Busco esa información en los paneles de los animales, pero lo que me encuentro son invitaciones a apadrinarlos. Para dar ejemplo, en muchos de esos paneles aparecen los nombres de las empresas que han puesto, por ejemplo, un gorila en nómina. Creo que debe ser más barato apadrinar alguna Caja de Ahorros.

-Mira, Daniel, no sé qué comerá el gorila, pero lo apadrina Campofrío.
-¿Y eso es bueno?
-Pues supongo que se meterá unos buenos bocadillos de jamón.

Ser apadrinado por Campofrío tiene su parte positiva, pero hay apadrinamientos más extraños. Ahí están los de Roda, una empresa de paisajes urbanos y adoquines, apadrinando a un ave, los de Sports & Salvament apadrinando a una mara, o los de frutas Bonsái (Servicio a colectivos) apadrinando a la jirafa. Como economista, entiendo que todo lo que sean fuentes de financiación sean bien recibidas, pero creo que eso debe provocar cierto malestar entre los animales y que cuando llega la noche y ya no quede nadie en el zoo no debe resultar difícil escuchar ciertos gritos entre los animales.

-¿Pero tú qué me estás contando, mono de culo rojo, que no tienes quien te apadrine?
-Calla, jirafa, calla, que por ti pagarán tres euros.
-A ti ni regalado.
-Yo tengo una imagen que mantener y debo elegir con cuidado a qué empresa me asocio.

Así que los animales leerán libros de marketing en sus jaulas de noche, mientras se toman un Actimel para cuidar las defensas (el estrés hace que te aparezcan agujeros en el estómago y con el Actimel se tapan, que lo he visto en televisión) y tratan de procrear un poco, que con cría se trabaja menos, como muestran los delfines, que llevan tiempo sin hacer su show. El animal que pueda permitírselo podrá asistir a un seminario del oso panda, el único animal del zoo que puede presumir de tener tres padrinos, como tres brillantes medallas colgadas en su pecho : Sony, Polaris World y Play-by-play.
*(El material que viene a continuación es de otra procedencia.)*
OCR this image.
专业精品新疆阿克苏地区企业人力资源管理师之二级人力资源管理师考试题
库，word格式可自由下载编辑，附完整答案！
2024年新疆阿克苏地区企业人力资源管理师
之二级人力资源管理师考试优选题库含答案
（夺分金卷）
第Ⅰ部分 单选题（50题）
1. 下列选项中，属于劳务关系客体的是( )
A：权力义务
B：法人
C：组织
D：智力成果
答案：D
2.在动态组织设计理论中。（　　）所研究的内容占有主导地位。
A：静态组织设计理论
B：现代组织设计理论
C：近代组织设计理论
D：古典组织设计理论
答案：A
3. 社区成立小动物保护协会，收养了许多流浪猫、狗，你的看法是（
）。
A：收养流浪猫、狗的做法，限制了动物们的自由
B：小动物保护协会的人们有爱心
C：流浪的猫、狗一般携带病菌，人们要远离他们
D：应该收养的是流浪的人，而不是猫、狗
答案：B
-¿Algún consejo, oso panda?
-Que hagan una película sobre ti. Eso no falla.
-¿Y quién va a querer hacer una película sobre nosotros, los monos de culo rojo?
-Pues nadie, hombre. Si os pasáis todo el día fornicando (follando, si esto no lo lee un niño)
-Ya. Entonces, o película o dejar el fornicio (remitirse al paréntesis de antes)
-Eso es.
-Pues me parece que nos vamos a quedar sin película.
-¿Qué tienes para pagar el consejo?
-Una bolsa de fantasmitas que se le ha caído a un niño cuando la madre ha tirado de él al vernos en acción.
-Venga, que tanto bambú me está matando.
-Para bambú el que doy yo.
-Jajajaja.

Cuando llegamos a la zona del oso panda lo vemos sentado a la sombra mordiendo bambú sin parar. Los adultos y los niños nos quedamos mirando cómo come.
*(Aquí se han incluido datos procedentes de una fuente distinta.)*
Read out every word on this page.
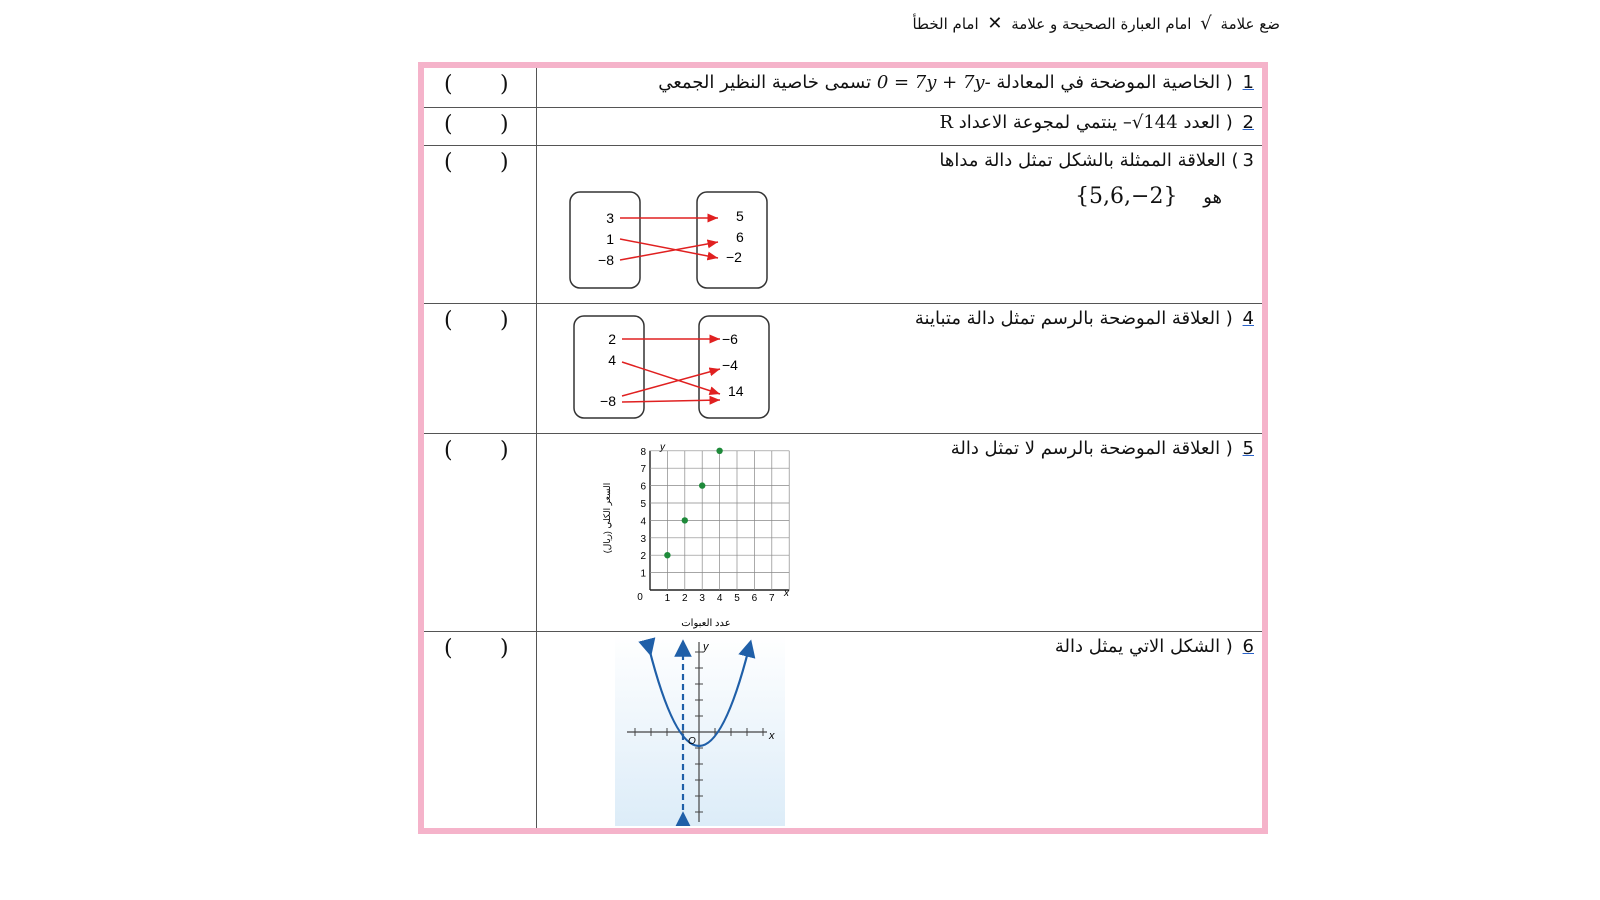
ضع علامة √ امام العبارة الصحيحة و علامة ✕ امام الخطأ
( )	1 ( الخاصية الموضحة في المعادلة 0 = 7y + 7y- تسمى خاصية النظير الجمعي
( )	2 ( العدد √144– ينتمي لمجوعة الاعداد R
( )	3) العلاقة الممثلة بالشكل تمثل دالة مداها
هو {5,6,−2}
3
1
−8
5
6
−2
( )	4 ( العلاقة الموضحة بالرسم تمثل دالة متباينة
2
4
−8
−6
−4
14
( )	5 ( العلاقة الموضحة بالرسم لا تمثل دالة
السعر الكلي (ريال)
عدد العبوات
0	x
y
1 2 3 4 5 6 7
1
2
3
4
5
6
7
8
( )	6 ( الشكل الاتي يمثل دالة
x
y
O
-¡Mira, hijo, el Kung Fu Panda! – dice una madre.

Los efectos de las películas de Disney son más perjudiciales en los padres que en los hijos. Yo trato de decirles algo interesante a mis hijos, pero todo lo que se me pasa por la cabeza es ese diálogo entre el mono de culo rojo y el panda y no creo que sea el momento para contárselo. Los enanos tampoco piden ninguna explicación, parece que con mirar a los animales es suficiente, como si lograran ver algo que a mí se me escapa.

A las cuatro de la tarde, justo después de ver en el acuarium a los tiburones nadando con el resto de los animales, como en cualquier reunión de esas en las que se vuelve a salvar, esta vez sí, el sistema financiero, nos marchamos. Antes pasamos por la tienda de animales para que los enanos se lleven un recuerdo. Lucía elige un bolígrafo y una goma de borrar. Daniel , desbordado por todo lo que tiene delante, me pregunta cuánto tiempo tiene. Le respondo que el que necesite y percibo cómo se relaja al instante : de su cuerpo fluye una súbita paz que me invade y que me reconcilia con todo, desde Campofrío al infame bocadillo que hemos tomado para comer, pasando por el cabrón que tuvo encerrado a Niky o la indiferencia del suricata a mis fotografías. Le pregunto qué es lo que busca.

-Un bicho.

Tomo la expresión como algo general cuando en su cabeza se refiere a algo bien concreto. Me enseña, orgulloso, una bolsa hecha en China, como el oso panda, en la que aparecen, efectivamente, varios bichos. Culebras, arañas y ranas. Cansado de tantos animales grandes, parece buscar la compañía de los pequeños, como el que se toma un vaso de bicarbonato después de una buena comida.

Ya en la calle les pregunto cómo se lo han pasado.

-¡Genial! – me dicen.

Y les envidio, claro que les envidio.